Anglicanhopeful, which version of the canons are consulting? My 2006 edition has episcopal elections covered in III.11.

Here's what I posted to T19 a bit ago:
Anyway, Jan seems to have one bit of confusion. For whatever reason, the canons do not prescribe the language of consent when an election is approved by General Convention (See III.11.3). Apparently it is enough for a resolution to pass both Houses. However, the canons are quite clear for consent by Standing Committees (See III.11.4). In the latter case, both the wording and signatures are precisely described. Comparing one with the other is apples to oranges.

epiScope (and a bunch of other sites) can't be accessed, apparently due to a power failure around SFO.

I suspect the III.22.3 cite was an even earlier (2000?) version. Title III has been revised at the last two General Conventions, and I think the canons have been renumbered each time.

Your point remains correct: there is no provision for a "shortened version", nor is a primacy of signature requirements mentioned.


Scott Gunn said...


Undoubtedly, some people will be unhappy at the eschaton!
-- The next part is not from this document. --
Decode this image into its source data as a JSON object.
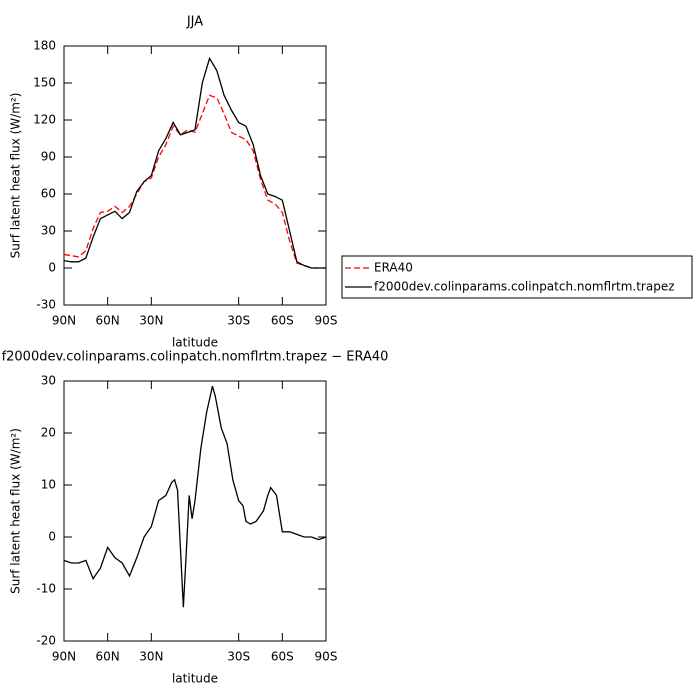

In the meantime, I do think we should be working for a church in which everyone is included. Period. In our human sinfulness, we fall short of that ideal, but I believe God's boundless love does not make distinctions on our human-made categories.

No, this does not mean "anything goes," but it does mean we don't draw lines around particular groups.


Lionel said...

I think I qualify as a “liberal blogger,” and I wrote about the consent affair hours before Jan’s post. I was (and am) troubled by what now seems like a cavalier attitude toward the constitution and canons in the Office of the Presiding Bishop. There is no evidence that the Presiding Bishop shares this attitude, and she cannot be responsible for what seems to have become a certain sloppiness in that office that predates her tenure. (Canon Gerdau is quoted in The Living Church as saying, of the non-canonical testimonial, “no one has ever objected to it before” and “[w]e don’t think this is a defect.”

In light of the revelation that South Carolina did, apparently, use the proper form, I am preparing another post, but I stand by my recommendations as to what the Presiding Bishop should do. Basically, that advice amounts to “repent and sin no more.”

Scott Gunn said...


You're right, and I'm glad you posted about this. I think this one is getting airplay from you, me, and the Usual Suspects (that term is used affectionately here!) from the right.

I like your solution. Let's admit there was a problem, and let's make sure it doesn't happen again. I can't fathom why this isn't getting fixed.

Anyway, I thanks for your posting on this.


Ann said...

There is a huge difference between getting enough legal signatures for consent and defective wording in the message. We in Wyoming did not get anything from South Carolina and had to make up our own response. There seemed to be a lot of sloppiness in their process of gaining consents - the PBs office did grant them extra time and they still did not get enough properly signed consents. However, I do notice that all dioceses since the SC debacle have promptly sent out the forms with return envelopes.